Ariane Ballmer: It’s clear that from 7000BC, the early cattle breeders and farmers moved from Anatolia to the Aegean region, in particular northern Greece, and then to central Europe via southern Italy and the Balkans.

Did farming communities in fact migrate, or was it just the cultivating techniques that spread via hunter-gatherers who had been in contact with farmers?

When it comes to the introduction of agriculture, the thesis of adaptation through pure knowledge transfer is considered refuted since domestic animals and grains probably came to Europe along with immigrants from western Asia. There are also clues that European hunter-gatherer groups helped adapt these innovations to the local conditions.

(Picture: Johannes Reich)

The new European farming communities lived under other climatic conditions than those of western Asia.

Yes, they had to adapt to a variety of new conditions, not just climatic. This challenge likely brought successes as well as failures, and led to new strategies and innovations over many generations. For example, they managed to get barley and wheat from the dry, subtropical climate of the Middle East to grow well in the cool, damp and woodland conditions of Europe.

This is where the interdisciplinary cooperation of EXPLO comes into play: Oxford professor Amy Bogaard specializes in early agricultural ecology. Using prehistoric food leftovers found in the sediment of diverse archaeological sites, she wants to determine what the people planted and ate here.

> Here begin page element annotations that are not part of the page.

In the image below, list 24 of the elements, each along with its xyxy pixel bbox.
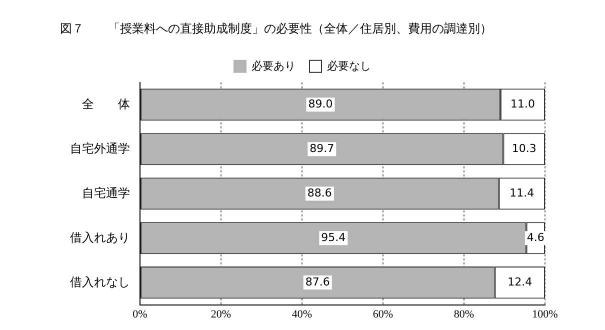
x-tick-label: 100% [532,308,558,320]
data-label: 95.4 [321,230,346,244]
data-label: 88.6 [307,186,332,200]
y-tick-label: 借入れなし [70,274,130,289]
data-label: 89.7 [310,142,334,155]
y-tick-label: 自宅通学 [82,186,130,200]
x-tick-label: 0% [132,308,148,320]
data-label: 12.4 [508,275,532,288]
y-tick-label: 借入れあり [70,230,130,244]
data-label: 89.0 [308,98,333,110]
data-label: 10.3 [512,142,536,155]
x-tick-label: 20% [210,308,232,320]
x-tick-label: 60% [372,308,394,320]
y-tick-label: 自宅外通学 [70,141,130,156]
data-label: 4.6 [526,230,544,244]
legend-label: 必要なし [327,59,371,72]
legend-label: 必要あり [252,59,296,72]
chart-title: 図７ 「授業料への直接助成制度」の必要性（全体／住居別、費用の調達別） [60,22,492,36]
data-label: 11.0 [510,98,535,110]
y-tick-label: 全 体 [82,96,130,111]
data-label: 87.6 [305,275,330,288]
x-tick-label: 80% [454,308,474,320]
x-tick-label: 40% [292,308,312,320]
data-label: 11.4 [510,186,534,200]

Her goal: a bioarchaeological reconstruction of early European agriculture. Meanwhile, Willy Tinner wants to analyse how the first farmers influenced their environment, and vice versa. The paleoecologists in particular can clarify whether the introduction of agriculture was an abrupt of gradual process. The dendrochronologists, for their part, will prove when exactly the first settlements were built in the southwestern Balkans – and how long people lived there. Ultimately, this will show how fast the first European farmers managed to adapt to the new climate.

(Picture: Johannes Reich)

July 30, 9pm

After dinner, research diver and dive team leader Johannes Reich grabs his laptop. The future PhD student, who will write his dissertation on the EXPLO project, shows us visualizations made from hundreds of underwater photos. With an underwater camera his team documented the whole exposed excavation field. In the evenings, Reich used the images to create a 3D surface model and linked it to the precisely measured pile locations. Now, before our eyes, a veritable forest of tree trunks juts out of the lake floor.

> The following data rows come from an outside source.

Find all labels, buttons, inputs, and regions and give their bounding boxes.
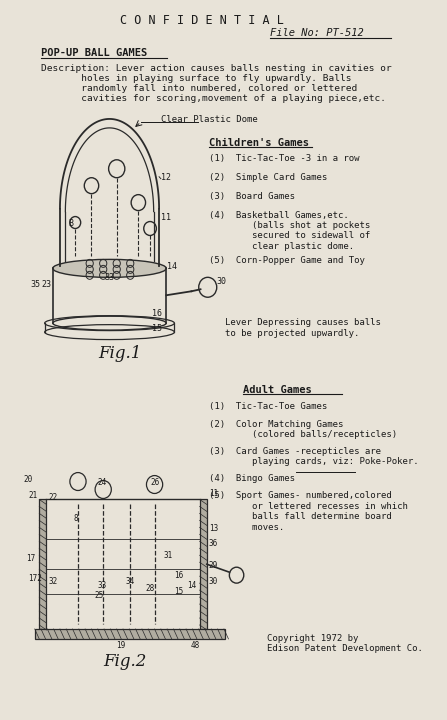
Text: 11: 11 <box>161 212 171 222</box>
Text: 25: 25 <box>94 591 103 600</box>
Text: 33: 33 <box>104 274 114 282</box>
Text: Lever Depressing causes balls
to be projected upwardly.: Lever Depressing causes balls to be proj… <box>225 318 381 338</box>
Text: 24: 24 <box>98 477 107 487</box>
Text: 30: 30 <box>209 577 218 586</box>
Text: 13: 13 <box>209 524 218 534</box>
Text: 16: 16 <box>174 571 184 580</box>
Text: 20: 20 <box>23 474 32 484</box>
Text: cavities for scoring,movement of a playing piece,etc.: cavities for scoring,movement of a playi… <box>41 94 386 103</box>
Text: 17: 17 <box>26 554 35 563</box>
Text: 35: 35 <box>30 280 40 289</box>
Text: 172: 172 <box>29 574 42 583</box>
Text: 15: 15 <box>152 324 162 333</box>
Text: randomly fall into numbered, colored or lettered: randomly fall into numbered, colored or … <box>41 84 357 93</box>
Text: 16: 16 <box>152 309 162 318</box>
Text: (2)  Color Matching Games
        (colored balls/recepticles): (2) Color Matching Games (colored balls/… <box>209 420 397 439</box>
Text: 11: 11 <box>209 490 218 498</box>
Text: C O N F I D E N T I A L: C O N F I D E N T I A L <box>120 14 284 27</box>
Text: 15: 15 <box>174 587 184 596</box>
Bar <box>39 500 46 629</box>
Text: 14: 14 <box>167 262 177 271</box>
Text: 19: 19 <box>116 641 125 650</box>
Bar <box>200 500 207 629</box>
Text: 29: 29 <box>209 561 218 570</box>
Text: B: B <box>68 219 73 228</box>
Text: 36: 36 <box>209 539 218 549</box>
Text: 26: 26 <box>150 477 159 487</box>
Text: 12: 12 <box>161 173 171 181</box>
Bar <box>35 629 225 639</box>
Text: Fig.2: Fig.2 <box>103 653 147 670</box>
Text: (5)  Corn-Popper Game and Toy: (5) Corn-Popper Game and Toy <box>209 256 364 266</box>
Text: (5)  Sport Games- numbered,colored
        or lettered recesses in which
       : (5) Sport Games- numbered,colored or let… <box>209 492 408 531</box>
Text: 48: 48 <box>190 641 200 650</box>
Text: (1)  Tic-Tac-Toe -3 in a row: (1) Tic-Tac-Toe -3 in a row <box>209 154 359 163</box>
Text: 28: 28 <box>146 584 155 593</box>
Text: Description: Lever action causes balls nesting in cavities or: Description: Lever action causes balls n… <box>41 64 392 73</box>
Text: Clear Plastic Dome: Clear Plastic Dome <box>161 115 257 124</box>
Text: (3)  Card Games -recepticles are
        playing cards, viz: Poke-Poker.: (3) Card Games -recepticles are playing … <box>209 446 418 466</box>
Text: (4)  Basketball Games,etc.
        (balls shot at pockets
        secured to sid: (4) Basketball Games,etc. (balls shot at… <box>209 210 370 251</box>
Text: 30: 30 <box>217 277 227 287</box>
Text: Children's Games: Children's Games <box>209 138 308 148</box>
Text: (2)  Simple Card Games: (2) Simple Card Games <box>209 173 327 181</box>
Text: 33: 33 <box>98 581 107 590</box>
Text: Fig.1: Fig.1 <box>99 345 142 362</box>
Ellipse shape <box>53 259 166 277</box>
Text: (4)  Bingo Games: (4) Bingo Games <box>209 474 295 482</box>
Text: File No: PT-512: File No: PT-512 <box>270 28 364 38</box>
Text: Copyright 1972 by
Edison Patent Development Co.: Copyright 1972 by Edison Patent Developm… <box>267 634 423 653</box>
Text: 34: 34 <box>126 577 135 586</box>
Text: 32: 32 <box>48 577 58 586</box>
Text: (3)  Board Games: (3) Board Games <box>209 192 295 201</box>
Text: (1)  Tic-Tac-Toe Games: (1) Tic-Tac-Toe Games <box>209 402 327 411</box>
Text: 14: 14 <box>187 581 196 590</box>
Text: 23: 23 <box>42 280 52 289</box>
Text: 22: 22 <box>48 493 58 503</box>
Text: Adult Games: Adult Games <box>243 385 312 395</box>
Text: 31: 31 <box>164 552 173 560</box>
Text: 8: 8 <box>73 514 78 523</box>
Text: POP-UP BALL GAMES: POP-UP BALL GAMES <box>41 48 147 58</box>
Text: 21: 21 <box>29 492 38 500</box>
Text: holes in playing surface to fly upwardly. Balls: holes in playing surface to fly upwardly… <box>41 74 351 83</box>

Back in Bern this model will be linked to the ages of the various piles, and trees of the same age will be color-coded. Then it should be possible to see floor plans of the houses in the wild pattern of wooden posts – like in the plans of the pile dweller settlement on Lake Biel. “I expect that based on the samples from this season’s archaeological dig, we’ll be able to reconstruct the first floor plans of a Balkan lakeside settlement,” believes Johannes Reich, adding, “That alone would be a huge success.”

It’s clear that underwater archaeology is bone-tiring hard work. That’s also the case here in the “Bay of Bones” – which doesn’t deserve its macabre name at all.

(Source: UniPress, University of Bern)

European excellence project

EXPLO (Exploring the dynamics and causes of prehistoric land use change in the cradle of European farming) is supported by the EU with €6.4 million. It was one of two dozen interdisciplinary projects awarded an “ERC Synergy Grant” in 2018 – and one of the very few humanities projects. Highly coveted among researchers, the Synergy Grants represent the European Commission’s highest level of excellence funding. Fewer than 5% of the submitted applications are approved.